Bernhard Schräder

Bernhard Schräder (* 26. September 1900 in Hörstel; † 10. Dezember 1971 in Osnabrück)[1] war ein römisch-katholischer Theologe und Bischof.

Leben

Schräder wurde als viertes Kind eines Bahnhofsvorstehers und seiner Frau in Hörstel (Westfalen) geboren. Während seiner Schulzeit war er Mitglied der katholischen Jugendbewegung Quickborn.[2]

Schräder studierte ab 1919 in Münster Altphilologie und Nationalökonomie, in Hamburg und ab 1920 in Freiburg im Breisgau Nationalökonomie und Theologie. Er promovierte dort am 31. Januar 1924 mit der Arbeit Über die freie Wohlfahrtspflege in Baden zum Doktor der Staatswissenschaften (Dr. rer. pol.).
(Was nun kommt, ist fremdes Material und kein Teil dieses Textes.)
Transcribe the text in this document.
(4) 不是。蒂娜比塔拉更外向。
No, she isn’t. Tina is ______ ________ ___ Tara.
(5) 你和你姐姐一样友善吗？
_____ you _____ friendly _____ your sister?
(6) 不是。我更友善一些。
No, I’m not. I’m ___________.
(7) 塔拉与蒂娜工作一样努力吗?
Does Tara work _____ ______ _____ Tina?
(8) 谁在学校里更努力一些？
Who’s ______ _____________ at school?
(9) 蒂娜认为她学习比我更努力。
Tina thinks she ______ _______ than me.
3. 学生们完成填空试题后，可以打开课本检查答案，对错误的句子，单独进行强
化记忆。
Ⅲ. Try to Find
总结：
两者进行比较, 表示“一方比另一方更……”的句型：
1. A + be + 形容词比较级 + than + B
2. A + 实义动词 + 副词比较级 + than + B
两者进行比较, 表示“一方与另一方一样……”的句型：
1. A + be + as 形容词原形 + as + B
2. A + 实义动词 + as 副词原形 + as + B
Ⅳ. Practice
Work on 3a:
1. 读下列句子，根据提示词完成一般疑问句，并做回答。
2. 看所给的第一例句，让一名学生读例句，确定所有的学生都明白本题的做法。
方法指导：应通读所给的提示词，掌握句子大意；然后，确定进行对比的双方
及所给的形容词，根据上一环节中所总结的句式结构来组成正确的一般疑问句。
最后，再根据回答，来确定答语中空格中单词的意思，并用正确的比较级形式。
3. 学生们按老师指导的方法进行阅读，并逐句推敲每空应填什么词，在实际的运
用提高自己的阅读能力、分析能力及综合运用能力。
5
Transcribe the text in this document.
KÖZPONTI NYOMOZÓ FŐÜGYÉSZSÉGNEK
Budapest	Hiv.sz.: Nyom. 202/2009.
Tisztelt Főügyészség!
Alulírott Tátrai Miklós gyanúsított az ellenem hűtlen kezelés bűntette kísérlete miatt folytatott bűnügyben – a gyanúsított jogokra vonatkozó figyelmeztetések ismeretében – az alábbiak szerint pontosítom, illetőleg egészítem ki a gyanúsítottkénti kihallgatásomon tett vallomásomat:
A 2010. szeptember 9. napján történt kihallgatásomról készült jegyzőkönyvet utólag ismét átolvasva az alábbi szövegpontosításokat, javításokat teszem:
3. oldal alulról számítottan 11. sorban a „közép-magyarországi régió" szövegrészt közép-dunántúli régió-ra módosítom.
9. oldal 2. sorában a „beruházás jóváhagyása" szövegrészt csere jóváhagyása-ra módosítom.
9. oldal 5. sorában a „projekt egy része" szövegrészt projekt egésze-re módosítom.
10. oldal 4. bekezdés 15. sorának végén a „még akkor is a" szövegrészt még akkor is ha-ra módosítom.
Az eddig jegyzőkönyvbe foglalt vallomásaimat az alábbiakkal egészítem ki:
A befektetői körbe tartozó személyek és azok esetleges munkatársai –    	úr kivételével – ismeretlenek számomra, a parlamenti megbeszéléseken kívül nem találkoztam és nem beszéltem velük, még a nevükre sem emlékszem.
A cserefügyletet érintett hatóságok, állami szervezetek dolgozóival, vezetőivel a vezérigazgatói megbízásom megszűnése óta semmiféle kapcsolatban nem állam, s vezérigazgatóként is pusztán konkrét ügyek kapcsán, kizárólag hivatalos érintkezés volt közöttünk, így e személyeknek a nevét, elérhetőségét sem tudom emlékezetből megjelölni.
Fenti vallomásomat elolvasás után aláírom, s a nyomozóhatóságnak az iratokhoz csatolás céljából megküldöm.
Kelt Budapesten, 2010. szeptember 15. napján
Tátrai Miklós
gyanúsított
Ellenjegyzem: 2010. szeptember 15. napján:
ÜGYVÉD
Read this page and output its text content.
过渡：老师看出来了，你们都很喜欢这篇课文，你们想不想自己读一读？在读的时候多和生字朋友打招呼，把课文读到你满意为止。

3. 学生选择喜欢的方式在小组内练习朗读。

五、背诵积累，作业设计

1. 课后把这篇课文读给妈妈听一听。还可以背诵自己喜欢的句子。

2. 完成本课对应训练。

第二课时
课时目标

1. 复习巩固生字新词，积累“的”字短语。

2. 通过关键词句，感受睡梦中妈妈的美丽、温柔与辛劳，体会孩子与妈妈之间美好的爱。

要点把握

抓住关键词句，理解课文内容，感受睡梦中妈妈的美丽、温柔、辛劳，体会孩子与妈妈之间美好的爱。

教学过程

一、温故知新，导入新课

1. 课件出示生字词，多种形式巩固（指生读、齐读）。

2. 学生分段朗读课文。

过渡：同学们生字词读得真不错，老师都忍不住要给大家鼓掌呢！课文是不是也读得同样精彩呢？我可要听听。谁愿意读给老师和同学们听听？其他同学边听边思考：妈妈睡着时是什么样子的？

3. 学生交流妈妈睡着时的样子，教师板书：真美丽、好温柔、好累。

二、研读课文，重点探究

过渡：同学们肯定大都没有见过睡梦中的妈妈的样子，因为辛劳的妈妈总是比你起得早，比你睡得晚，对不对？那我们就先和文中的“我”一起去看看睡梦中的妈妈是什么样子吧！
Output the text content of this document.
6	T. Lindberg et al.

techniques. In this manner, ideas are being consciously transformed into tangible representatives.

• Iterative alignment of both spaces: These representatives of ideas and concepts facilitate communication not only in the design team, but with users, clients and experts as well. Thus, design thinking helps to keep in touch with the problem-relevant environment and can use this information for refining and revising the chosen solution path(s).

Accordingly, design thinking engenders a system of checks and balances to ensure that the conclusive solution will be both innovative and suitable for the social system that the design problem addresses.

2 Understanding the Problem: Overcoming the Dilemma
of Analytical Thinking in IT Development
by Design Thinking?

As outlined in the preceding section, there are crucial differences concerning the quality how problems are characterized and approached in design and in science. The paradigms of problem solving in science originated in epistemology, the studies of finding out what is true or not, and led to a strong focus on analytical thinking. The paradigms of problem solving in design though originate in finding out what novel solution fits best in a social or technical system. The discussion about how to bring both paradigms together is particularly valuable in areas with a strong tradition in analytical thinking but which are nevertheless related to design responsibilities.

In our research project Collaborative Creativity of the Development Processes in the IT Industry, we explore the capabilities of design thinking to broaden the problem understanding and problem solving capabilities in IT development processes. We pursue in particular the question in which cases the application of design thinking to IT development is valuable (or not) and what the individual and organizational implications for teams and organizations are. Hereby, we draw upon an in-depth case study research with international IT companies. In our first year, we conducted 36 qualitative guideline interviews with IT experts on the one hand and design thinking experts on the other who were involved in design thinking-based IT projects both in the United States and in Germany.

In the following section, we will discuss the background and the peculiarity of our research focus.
Während seines Studiums trat er 1918 der katholischen Studentenverbindung W.k.St.V Unitas-Winfridia Münster bei[3].

Am 18. Dezember 1926 erhielt Schräder im Dom von Osnabrück die Priesterweihe für das Bistum Osnabrück.

Von 1927 bis 1931 war er Kaplan in Neumünster, wo er den später seliggesprochenen Märtyrerpriester Eduard Müller in dessen Jugend entscheidend förderte, von 1931 bis 1935 in Nordhorn. Am 15. Januar 1936 wurde er durch Bischof Wilhelm Bering als Pfarrer nach Schwerin berufen, das damals zum Bistum Osnabrück gehörte. Unermüdlich kritisierte er die Maßnahmen des NS-Staates. Er setzte sich besonders für seinen Vikar Leopold Wiemker (1909–1976) ein, der wegen seiner Regimekritik ins Gefängnis musste und anschließend in das KZ Dachau kam.

Nachdem die Verbindungen nach Osnabrück durch die Besatzung und Teilung Deutschlands schwierig geworden waren, wurde Schräder am 16. April 1946 zum Bischöflichen Kommissar für Mecklenburg ernannt und leitete den in der SBZ/DDR liegenden Teil der Diözese. Durch Papst Pius XII. wurde Schräder zum Päpstlichen Hausprälaten und zum Päpstlichen Geheimkämmerer ernannt (Monsignore).

Schräder machte sich bei den kommunistischen Machthabern durch öffentliche regimekritische und antikommunistische Äußerungen u. a. gegen die Jugendweihe unbeliebt.

Da sich die Zahl der Katholiken in Mecklenburg durch Flucht und Vertreibung nach dem Ende des Zweiten Weltkriegs bis auf zeitweilig 15 % erhöhte, wurde Schräder zum 1. Dezember 1958 zum Generalvikar für Mecklenburg ernannt. Am 22. Juni 1959 wurde er zum Weihbischof mit dem Titularsitz Scyrus erhoben und am 8. September 1959 durch den Osnabrücker Bischof Helmut Hermann Wittler geweiht. Mitkonsekratoren waren Bischof Otto Spülbeck von Meißen und Weihbischof Friedrich Maria Rintelen aus Magdeburg.

Schräder erwarb sich erhebliche Verdienste beim Aufbau der Pfarrstellen- und Dekanatsstruktur. Er nahm als Konzilsvater am Zweiten Vatikanischen Konzil teil.

Werke

  • Caritas und freie Wohlfahrtspflege in Baden. Freiburg i. B. 1924, VIII und 144 S.

Literatur

  • Georg M. Diederich, Uta Biskup: „Servus fidelis – getreuer Diener“. Dr. Bernhard Schräder – katholischer Pfarrer, Bischöflicher Kommissar und Weihbischof in Mecklenburg. Eine biographische Skizze. In: Zeitgeschichte regional. 5 (2001), Heft 2, S. 74–87.
  • Renate Krüger: Schräder, Bernhard. In: Wer war wer in der DDR? 5. Ausgabe. Band 2. Ch. Links, Berlin 2010, ISBN 978-3-86153-561-4.
Commons: Bernhard Schräder – Sammlung von Bildern, Videos und Audiodateien

Einzelnachweise

  1. Heinrich-Theissing-Institut Schwerin (letzter Satz), abgerufen am 24. November 2017.
  2. Frank Wilhelm: Ein Priester zwischen NS-Regime und Stasi: Sein mutiger Kampf für Freiheit. In: Nordkurier vom 22. September 2025, S. 21.
  3. Wolfgang Burr (Hrsg.): Unitas-Handbuch. Band 5. Verlag Franz Schmitt, Siegburg 2005, ISBN 3-87710-502-5, S. 266.